In den Fällen, wo das Bild als "zu wiederholender Hintergrund" funktionieren soll, gehe über's Background.
Und gerade bzgl. zweiteres meine ich, Du hast viel zu viele Bilder. Für den Hintergrund der Spalten reicht ja "einer", den Du immer wieder benutzen kannst.
Und noch etwas: Wenn die einzelnen Spaltenhöhen der linken und rechten Seite verschieden sein sollen, würde ich jeweils ein eigenes Tables dafür nehmen...

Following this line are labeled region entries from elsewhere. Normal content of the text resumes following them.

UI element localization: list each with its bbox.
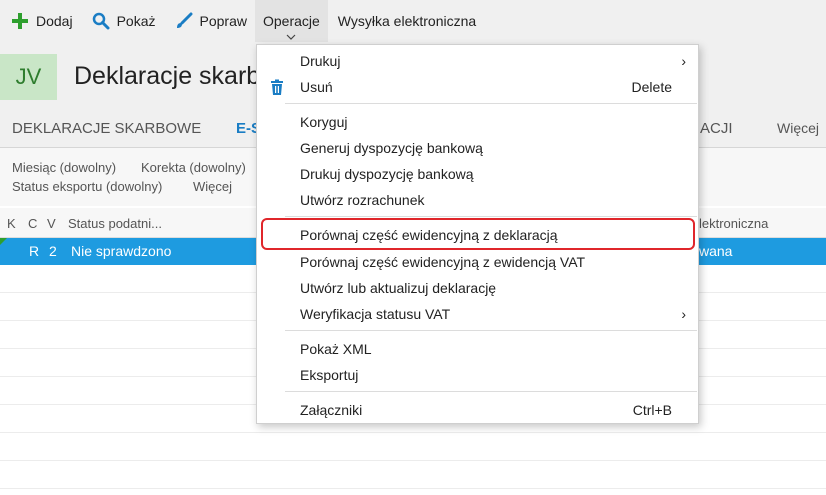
- tab-more[interactable]: Więcej: [777, 120, 819, 136]
- menu-item-export[interactable]: Eksportuj: [257, 362, 698, 388]
- chevron-down-icon: [286, 34, 296, 40]
- menu-separator: [285, 216, 697, 217]
- column-header-electronic[interactable]: lektroniczna: [699, 216, 768, 231]
- column-header-v[interactable]: V: [47, 216, 56, 231]
- table-row-empty[interactable]: [0, 462, 826, 489]
- cell-electronic: wana: [699, 243, 733, 259]
- menu-item-correct[interactable]: Koryguj: [257, 109, 698, 135]
- chevron-right-icon: ›: [681, 306, 686, 322]
- menu-separator: [285, 330, 697, 331]
- menu-item-label: Porównaj część ewidencyjną z ewidencją V…: [300, 254, 586, 270]
- filter-month[interactable]: Miesiąc (dowolny): [12, 160, 116, 175]
- edit-button-label: Popraw: [199, 13, 247, 29]
- cell-status: Nie sprawdzono: [71, 243, 172, 259]
- menu-item-label: Drukuj dyspozycję bankową: [300, 166, 474, 182]
- edit-button[interactable]: Popraw: [164, 0, 255, 42]
- operations-dropdown-menu: Drukuj › Usuń Delete Koryguj Generuj dys…: [256, 44, 699, 424]
- menu-item-show-xml[interactable]: Pokaż XML: [257, 336, 698, 362]
- menu-item-create-update-declaration[interactable]: Utwórz lub aktualizuj deklarację: [257, 275, 698, 301]
- menu-item-print[interactable]: Drukuj ›: [257, 48, 698, 74]
- tab-tax-declarations[interactable]: DEKLARACJE SKARBOWE: [12, 120, 201, 137]
- menu-item-delete[interactable]: Usuń Delete: [257, 74, 698, 100]
- menu-item-label: Drukuj: [300, 53, 341, 69]
- column-header-status[interactable]: Status podatni...: [68, 216, 162, 231]
- add-button[interactable]: Dodaj: [0, 0, 81, 42]
- show-button-label: Pokaż: [116, 13, 156, 29]
- add-button-label: Dodaj: [36, 13, 73, 29]
- menu-item-compare-with-vat-register[interactable]: Porównaj część ewidencyjną z ewidencją V…: [257, 249, 698, 275]
- menu-item-label: Generuj dyspozycję bankową: [300, 140, 483, 156]
- menu-separator: [285, 103, 697, 104]
- menu-item-generate-bank-order[interactable]: Generuj dyspozycję bankową: [257, 135, 698, 161]
- menu-item-label: Utwórz rozrachunek: [300, 192, 425, 208]
- column-header-c[interactable]: C: [28, 216, 37, 231]
- tab-partial-hidden[interactable]: ACJI: [700, 120, 733, 137]
- menu-item-label: Usuń: [300, 79, 333, 95]
- menu-item-label: Utwórz lub aktualizuj deklarację: [300, 280, 497, 296]
- filter-export-status[interactable]: Status eksportu (dowolny): [12, 179, 162, 194]
- plus-icon: [10, 11, 30, 31]
- electronic-dispatch-button[interactable]: Wysyłka elektroniczna: [328, 0, 484, 42]
- menu-item-attachments[interactable]: Załączniki Ctrl+B: [257, 397, 698, 423]
- operations-menu-label: Operacje: [262, 13, 320, 29]
- cell-c: R: [29, 243, 40, 259]
- menu-item-print-bank-order[interactable]: Drukuj dyspozycję bankową: [257, 161, 698, 187]
- menu-item-vat-status-verification[interactable]: Weryfikacja statusu VAT ›: [257, 301, 698, 327]
- chevron-right-icon: ›: [681, 53, 686, 69]
- brush-icon: [174, 11, 194, 31]
- menu-item-label: Weryfikacja statusu VAT: [300, 306, 451, 322]
- highlight-frame: [261, 218, 695, 250]
- menu-item-create-settlement[interactable]: Utwórz rozrachunek: [257, 187, 698, 213]
- menu-item-label: Koryguj: [300, 114, 348, 130]
- company-badge: JV: [0, 54, 57, 100]
- filter-more[interactable]: Więcej: [193, 179, 232, 194]
- show-button[interactable]: Pokaż: [81, 0, 164, 42]
- magnifier-icon: [91, 11, 111, 31]
- table-row-empty[interactable]: [0, 434, 826, 461]
- filter-correction[interactable]: Korekta (dowolny): [141, 160, 246, 175]
- toolbar: Dodaj Pokaż Popraw Operacje Wysyłka elek…: [0, 0, 826, 42]
- menu-item-label: Załączniki: [300, 402, 363, 418]
- menu-item-shortcut: Delete: [631, 79, 672, 95]
- trash-icon: [269, 79, 285, 95]
- menu-item-label: Pokaż XML: [300, 341, 372, 357]
- menu-item-shortcut: Ctrl+B: [632, 402, 672, 418]
- column-header-k[interactable]: K: [7, 216, 16, 231]
- cell-v: 2: [49, 243, 57, 259]
- row-marker: [0, 238, 7, 245]
- menu-item-label: Eksportuj: [300, 367, 359, 383]
- operations-menu-button[interactable]: Operacje: [254, 0, 328, 42]
- menu-separator: [285, 391, 697, 392]
- electronic-dispatch-label: Wysyłka elektroniczna: [337, 13, 477, 29]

Am besten wäre, Du schickst mal das ganze als .zip (inkl. Bilder)...


----------



## Pudig (29. August 2003)

Hab die Datei angefügt. Mit der HTML-Datei und der PHP-Datei (wobei das sowieso die gleiche ist).


----------



## Mark (29. August 2003)

Hi Pudig!

So, habe ziemlich drin rumgewühlt  
Einiges ist Kommentiert, schau's Dir einfach mal an.
Zum nachvollziehen der Tables stelle am besten überall Border=1 ein...

Viel Spaß...


----------



## Pudig (30. August 2003)

Also erstmal: Vielen Vielen Dank an dich Pinky_M

Du hast mir echt sehr weitergeholfen. Ich hab mir das jetzt erstmal so auf den Server kopiert und werd mich da jetzt so langsam durcharbeiten. Dank dir muss ich jetzt nicht noch mehr Tage und Nächte davor sitzen und grübeln  . Vielen Dank!


----------



## Pudig (3. September 2003)

Hmm, hab mich wohl zu früh gefreut. Jedenfalls hab ich jetzt wieder ein Problem. Ich hab im mittleren Teil wieder einen längeren Text (innheralb 2 Tabellen) stehen, doch die rechte navigationsleiste verschiebt sich jetzt nach unten zur 2ten Tabelle.
Was das komische daran ist, dass es meiner Meinung nach nicht am Text liegen kann, da es ja schon mal mit einem längeren Text geklappt hat.


----------



## Mark (3. September 2003)

Hi!

Dein "Bild-Beispiel" riecht stark nach einem fahlerhaften row- oder colspan  
In solchen Fällen immer der Tipp: die Border der Tables alle auf eins. So sieht man welches td wohin gerutscht ist.
In Deinem Fall scheint der mittlere Bereich ein ROWSPAN=2 zu brauchen...


----------



## Pudig (3. September 2003)

Hat sich leider nichts geändert  . Das komische ist ja, dass sich das rechte menü an die 2te Tabelle meiner Seite hängt.


----------



## Mark (3. September 2003)

Hi!

Ähm, das rowspan war nur ein Tipp, nicht die Lösung, gelle?  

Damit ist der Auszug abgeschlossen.